Step 3: Write the file

python
def main():
    goal     = prompt("What are you trying to improve?",
                      "Reduce median sort time by 20%")
    metric   = prompt("How will you measure it?",
                      "median_ms on 10k-element list")
    target   = prompt("What value counts as success?", "≤ 8.0 ms")
    baseline = prompt("Current baseline value?",        "10.0 ms")
    notes    = prompt("Any constraints or notes?",
                      "Python stdlib only, no C extensions")

    content = TEMPLATE.format(date=date.today().isoformat(),
                              goal=goal, metric=metric,
                              target=target, baseline=baseline, notes=notes)
    with open("research.md", "w") as f:
        f.write(content)
    print(content)

Tool 2: Evaluator Template

Step 1: Define target and direction

python
import json, sys, random

TARGET_SCORE    = 8.0   # lower is better for latency
HIGHER_IS_BETTER = False

Key line: HIGHER_IS_BETTER = False — this single flag determines the comparison direction. For accuracy-style metrics, set it to True.

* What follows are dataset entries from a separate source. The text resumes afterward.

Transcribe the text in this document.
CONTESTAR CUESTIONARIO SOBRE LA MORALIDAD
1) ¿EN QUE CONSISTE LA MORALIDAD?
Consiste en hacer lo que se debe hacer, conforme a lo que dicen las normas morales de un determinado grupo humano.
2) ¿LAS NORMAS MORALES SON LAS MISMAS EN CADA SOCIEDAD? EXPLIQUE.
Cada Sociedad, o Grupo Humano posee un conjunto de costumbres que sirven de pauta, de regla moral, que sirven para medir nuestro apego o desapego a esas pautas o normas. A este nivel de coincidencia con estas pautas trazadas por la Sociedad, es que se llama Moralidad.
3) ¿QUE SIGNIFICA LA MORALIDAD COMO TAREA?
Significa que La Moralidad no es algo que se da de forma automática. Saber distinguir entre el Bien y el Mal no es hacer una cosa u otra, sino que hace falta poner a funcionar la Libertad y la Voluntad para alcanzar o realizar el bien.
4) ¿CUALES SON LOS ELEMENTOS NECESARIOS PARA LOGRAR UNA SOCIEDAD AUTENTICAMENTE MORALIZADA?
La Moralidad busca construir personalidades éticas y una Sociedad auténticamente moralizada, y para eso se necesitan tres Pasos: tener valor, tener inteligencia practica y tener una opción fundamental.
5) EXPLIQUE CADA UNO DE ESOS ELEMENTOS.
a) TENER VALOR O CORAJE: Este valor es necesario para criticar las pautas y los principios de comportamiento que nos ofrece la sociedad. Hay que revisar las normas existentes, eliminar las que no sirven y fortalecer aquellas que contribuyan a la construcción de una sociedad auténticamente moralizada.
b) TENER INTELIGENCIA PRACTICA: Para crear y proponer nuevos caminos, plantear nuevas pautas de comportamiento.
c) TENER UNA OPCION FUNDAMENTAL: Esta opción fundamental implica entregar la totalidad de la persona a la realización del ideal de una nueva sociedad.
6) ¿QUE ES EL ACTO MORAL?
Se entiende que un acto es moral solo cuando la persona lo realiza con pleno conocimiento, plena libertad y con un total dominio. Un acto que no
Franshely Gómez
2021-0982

Step 2: Measure and compare

python
def measure() -> float:
    random.seed(42)
    samples = [random.gauss(9.5, 1.0) for _ in range(100)]
    return sorted(samples)[len(samples) // 2]  # median

def evaluate() -> dict:
    score = measure()
    passed = score <= TARGET_SCORE if not HIGHER_IS_BETTER else score >= TARGET_SCORE
    return {"pass": passed, "score": round(score, 4)}

Key line: {"pass": passed, "score": round(score, 4)} — this dict is the entire contract. The loop reads pass to decide keep/revert and score to track progress.

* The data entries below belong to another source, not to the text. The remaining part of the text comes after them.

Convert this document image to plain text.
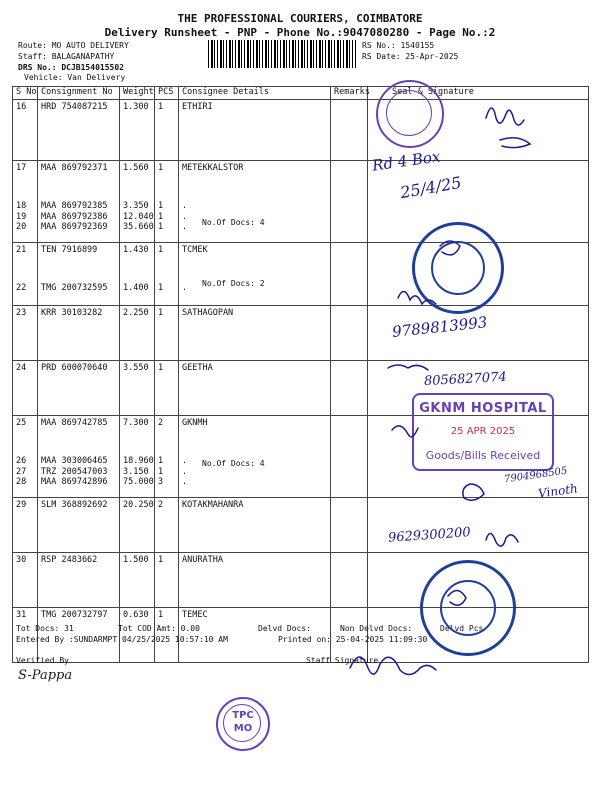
THE PROFESSIONAL COURIERS, COIMBATORE
Delivery Runsheet - PNP - Phone No.:9047080280 - Page No.:2
Route: MO AUTO DELIVERY
Staff: BALAGANAPATHY
DRS No.: DCJB154015502
Vehicle: Van Delivery
RS No.: 1540155
RS Date: 25-Apr-2025
S No	Consignment No	Weight	PCS	Consignee Details	Remarks	Seal & Signature
16	HRD 754087215	1.300	1	ETHIRI		
17	MAA 869792371	1.560	1	METEKKALSTOR		
18	MAA 869792385	3.350	1	.		
19	MAA 869792386	12.040	1	.		
20	MAA 869792369	35.660	1	.		
21	TEN 7916899	1.430	1	TCMEK		
22	TMG 200732595	1.400	1	.		
23	KRR 30103282	2.250	1	SATHAGOPAN		
24	PRD 600070640	3.550	1	GEETHA		
25	MAA 869742785	7.300	2	GKNMH		
26	MAA 303006465	18.960	1	.		
27	TRZ 200547003	3.150	1	.		
28	MAA 869742896	75.000	3	.		
29	SLM 368892692	20.250	2	KOTAKMAHANRA		
30	RSP 2483662	1.500	1	ANURATHA		
31	TMG 200732797	0.630	1	TEMEC		

No.Of Docs: 4
No.Of Docs: 2
No.Of Docs: 4
Tot Docs: 31	Tot COD Amt: 0.00	Delvd Docs:	Non Delvd Docs:	Delvd Pcs
Entered By :SUNDARMPT 04/25/2025 10:57:10 AM	Printed on: 25-04-2025 11:09:30
Verified By	Staff Signature
GKNM HOSPITAL
25 APR 2025
Goods/Bills Received
TPC
MO
Rd 4 Box
25/4/25
9789813993
8056827074
9629300200
7904968505
Vinoth
S-Pappa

Step 3: Print and exit with the right code

python
if __name__ == "__main__":
    result = evaluate()
    print(json.dumps(result))
    sys.exit(0 if result["pass"] else 1)

Key line: sys.exit(0 if result["pass"] else 1) — exit code 0 means "target met, stop the loop." Exit code 1 means "keep iterating." This is how the bash loop knows when to stop.


Try Changing It

  1. Run evaluate.py — what is the output score? Is pass true or false?
  2. Change TARGET_SCORE = 8.0 to TARGET_SCORE = 10.0 — does pass change? Why?
  3. Change HIGHER_IS_BETTER = False to True — what happens to the comparison logic?
  4. Write a research.md for a project you care about — just fill in Goal, Metric, Target, and Baseline.